Three hundred pounds! I can remember reading a review in a music paper when it came out. This prompted me to journey up to Tottenham Court Road, where, back in the 80s and 90s, small independent record stores lurked in a little backstreet opposite the Dominion Theatre, where back then, punk gems like flyers and posters could be found.
I was pleased to see a Davy Jones LP in the window of 'On The Beat'. I am sure that there used to be another record store almost next to this one. It was like entering a cave, with the counter at the back. There was a Cramps T-shirt on a hanger above the till and a poster of Sid Vicious eating a burger wearing a badge that said "I'm a mess". I remember taking Damian and Ian there one afternoon when Screamin' Jay Hawkins was playing in town. I bought a paperback copy of the Beatles film, 'A Hard Days Night'. When I was 2 years old, my parents took me to Dunster Station, to see the steam train that 'The Fab Four' were filming on as it passed through.
My mum told me that they held me up so as I could see over the crowd on the platform. The walls of 'On The Beat' still display old music papers. One thing that caught my eye, was 'Aladdin & His Wonderful Lamp' by Cliff Richard & The Shadows. "Do you know what this sounds like?", I asked the proprietor. "It sounds like Cliff Richard & The Shadows", he replied! "Is it possible to hear a bit?" He asked me which track I wanted, turning off the English folk music that he'd been playing. 'The Entrance of The Emperor' was first and sounded like the overture to a pantomime. The owner told me that it
had been recorded as a pantomime. (1964 at The London Palladium, the same year as The Beatles filmed 'A Hard Days Night).
I don't know what prompted the conversation at work, but Chloe had asked me if I liked Glam Rock. She told me that, with her boyfriend, they had bought 2 German record players from Cash Converters. They were sold as a pair and both had something wrong. Being 'techies' she said they fixed one as soon as they got them home, selling it on eBay and covering what they had paid for both of them. The other is set up and they now have a collection of Rod Stewart, Fleetwood Mac, (Rumours), The Best of 10cc, ("I love 10cc" she said), Cat Stevens and Dark Side of the Moon which she ordered specially as it was her boyfriends' favourite. "I bet your neighbours love you" I said. Apparently the 'old lady' next door had come up to her and said "Was that Rod Stewart you were playing?", "I love Rod Stewart". "What she really meant" I said; "That Rod Stewart LP you were playing was SO loud, I could hear every word, turn it down!". It was funny hearing someone who had grown up in the CD generation telling me how the sound was so much better on vinyl.
Chloe
Back in the record store, there was a 1940s telephone for sale.
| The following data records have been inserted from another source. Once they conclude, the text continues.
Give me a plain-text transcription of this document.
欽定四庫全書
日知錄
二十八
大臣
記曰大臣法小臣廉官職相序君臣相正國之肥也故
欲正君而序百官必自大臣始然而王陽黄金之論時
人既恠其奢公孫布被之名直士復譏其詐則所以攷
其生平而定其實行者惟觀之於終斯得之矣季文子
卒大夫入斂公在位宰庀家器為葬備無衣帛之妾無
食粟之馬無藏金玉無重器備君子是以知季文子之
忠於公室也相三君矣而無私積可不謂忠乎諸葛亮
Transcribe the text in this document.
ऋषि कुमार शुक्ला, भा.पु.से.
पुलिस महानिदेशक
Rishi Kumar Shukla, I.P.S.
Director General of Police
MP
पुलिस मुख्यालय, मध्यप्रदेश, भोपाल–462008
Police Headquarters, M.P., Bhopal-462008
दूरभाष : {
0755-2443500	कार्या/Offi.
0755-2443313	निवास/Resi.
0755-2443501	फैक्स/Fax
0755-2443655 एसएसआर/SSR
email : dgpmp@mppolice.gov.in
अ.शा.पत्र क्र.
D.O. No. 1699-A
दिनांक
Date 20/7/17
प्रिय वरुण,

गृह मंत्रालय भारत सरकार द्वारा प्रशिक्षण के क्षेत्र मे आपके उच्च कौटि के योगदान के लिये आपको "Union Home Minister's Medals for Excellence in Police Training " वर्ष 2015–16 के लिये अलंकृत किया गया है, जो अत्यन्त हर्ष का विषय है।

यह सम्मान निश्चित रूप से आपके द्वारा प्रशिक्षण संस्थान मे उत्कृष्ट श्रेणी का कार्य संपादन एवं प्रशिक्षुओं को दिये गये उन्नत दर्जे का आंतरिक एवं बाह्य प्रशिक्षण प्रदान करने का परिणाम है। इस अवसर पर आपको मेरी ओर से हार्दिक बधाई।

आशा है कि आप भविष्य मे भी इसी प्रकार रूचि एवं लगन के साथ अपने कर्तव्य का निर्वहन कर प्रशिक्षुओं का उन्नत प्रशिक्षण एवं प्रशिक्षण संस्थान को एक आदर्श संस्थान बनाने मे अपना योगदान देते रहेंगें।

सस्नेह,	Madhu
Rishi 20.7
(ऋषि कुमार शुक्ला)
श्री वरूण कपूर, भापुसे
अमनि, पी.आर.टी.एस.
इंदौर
I wondered if you lifted the receiver you could hear The Big Bopper say "Hello Bay-by". Looking at the phone it was more a case of
"Ring, Telephone, Ring", (The Ink Spots). Maybe, if you ran a cleaning cloth over the Aladdin/Cliff rarity as it spun on the turntable, a genie would crackle into life and appear as if by magic like
The Shopkeeper in Mr Benn.
Just a minute, who's this city gent coming in?
Could it be ... Mr Benn?
No, it's just Patch in his new bowler hat!
Patch, with the 1948 London Olympics Torch.